After waiting for a period of time, you can see that the error disappears, and pg13.e1 also returns to the active+clean state

# ceph health detail
HEALTH_WARN noout flag(s) set
noout flag(s) set

Cause of the problem
ceph will check pg regularly. Inconsistent does not mean it must be There is a data inconsistency. This is just because the data and the check code are inconsistent. When the repair is confirmed, ceph will perform a deep scrub to determine whether the data is inconsistent.

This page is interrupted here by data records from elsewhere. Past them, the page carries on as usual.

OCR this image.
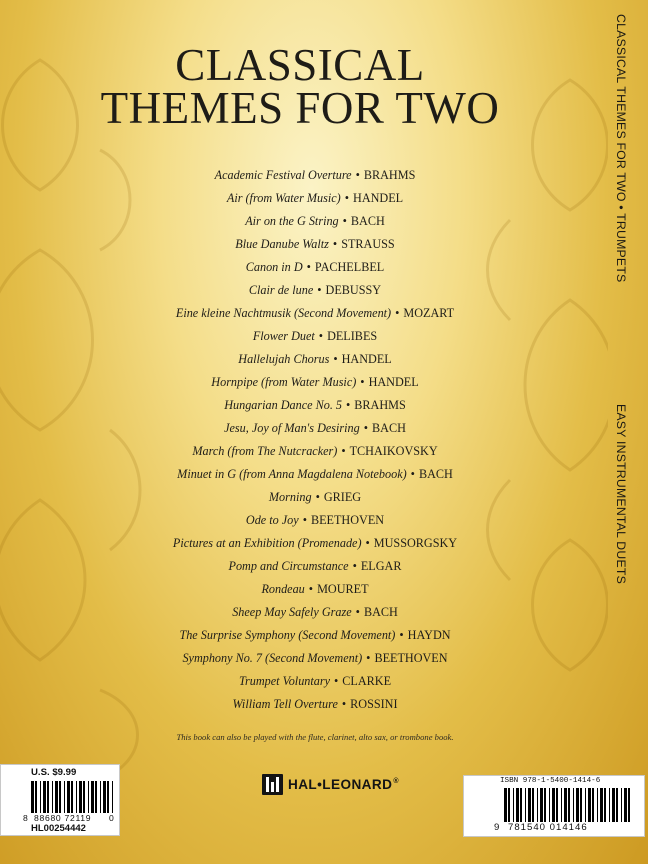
CLASSICAL
THEMES FOR TWO
Academic Festival Overture • BRAHMS
Air (from Water Music) • HANDEL
Air on the G String • BACH
Blue Danube Waltz • STRAUSS
Canon in D • PACHELBEL
Clair de lune • DEBUSSY
Eine kleine Nachtmusik (Second Movement) • MOZART
Flower Duet • DELIBES
Hallelujah Chorus • HANDEL
Hornpipe (from Water Music) • HANDEL
Hungarian Dance No. 5 • BRAHMS
Jesu, Joy of Man's Desiring • BACH
March (from The Nutcracker) • TCHAIKOVSKY
Minuet in G (from Anna Magdalena Notebook) • BACH
Morning • GRIEG
Ode to Joy • BEETHOVEN
Pictures at an Exhibition (Promenade) • MUSSORGSKY
Pomp and Circumstance • ELGAR
Rondeau • MOURET
Sheep May Safely Graze • BACH
The Surprise Symphony (Second Movement) • HAYDN
Symphony No. 7 (Second Movement) • BEETHOVEN
Trumpet Voluntary • CLARKE
William Tell Overture • ROSSINI
This book can also be played with the flute, clarinet, alto sax, or trombone book.
CLASSICAL THEMES FOR TWO • TRUMPETS
EASY INSTRUMENTAL DUETS
U.S. $9.99
8 88680 72119 0
HL00254442
HAL•LEONARD®	ISBN 978-1-5400-1414-6
9 781540 014146
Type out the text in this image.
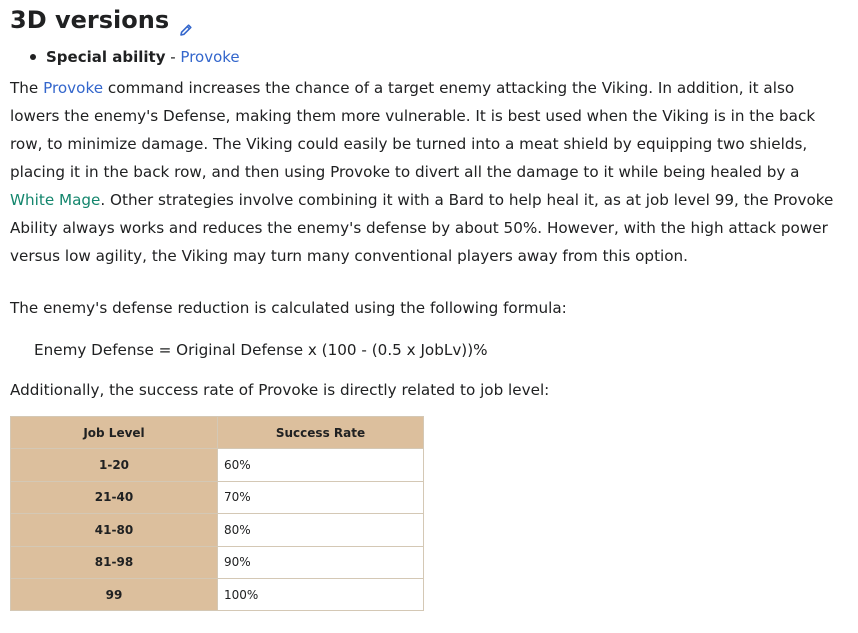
3D versions
Special ability - Provoke

The Provoke command increases the chance of a target enemy attacking the Viking. In addition, it also lowers the enemy's Defense, making them more vulnerable. It is best used when the Viking is in the back row, to minimize damage. The Viking could easily be turned into a meat shield by equipping two shields, placing it in the back row, and then using Provoke to divert all the damage to it while being healed by a White Mage. Other strategies involve combining it with a Bard to help heal it, as at job level 99, the Provoke Ability always works and reduces the enemy's defense by about 50%. However, with the high attack power versus low agility, the Viking may turn many conventional players away from this option.

The enemy's defense reduction is calculated using the following formula:

Enemy Defense = Original Defense x (100 - (0.5 x JobLv))%

Additionally, the success rate of Provoke is directly related to job level:

Job Level	Success Rate
1-20	60%
21-40	70%
41-80	80%
81-98	90%
99	100%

If the deep scrub passes, then there is no data problem, only You need to correct the calibration.

request blocked for XXs
Locate the osd whose request is blocked
ceph health detail | grep blocked

Then reduce the primary affinity of the above osd , You can divert part of the pg out. The pressure will be smaller. The previous value can be viewed through the ceph osd tree
ceph osd primary-affinity OSD_ID is lower than the previous value

Main It is still due to the imbalance of the cluster that some OSDs are under excessive pressure. Requests cannot be processed in time. 1. If it occurs frequently, it is recommended to investigate the reasons: 2. If it is because the client IO demand increases, then try to optimize the client to reduce unnecessary Read and write. 3. If it is because part of the osd has been unable to process the request, it is recommended to temporarily reduce the primary affinity of the osd. And keep paying attention, because this may be a precursor to a disk failure. 4. If this occurs in the osd on a journal ssd Problem, it is recommended to check whether the journal ssd has a write bottleneck, or whether it is faulty.

Leave a Comment

Your email address will not be published.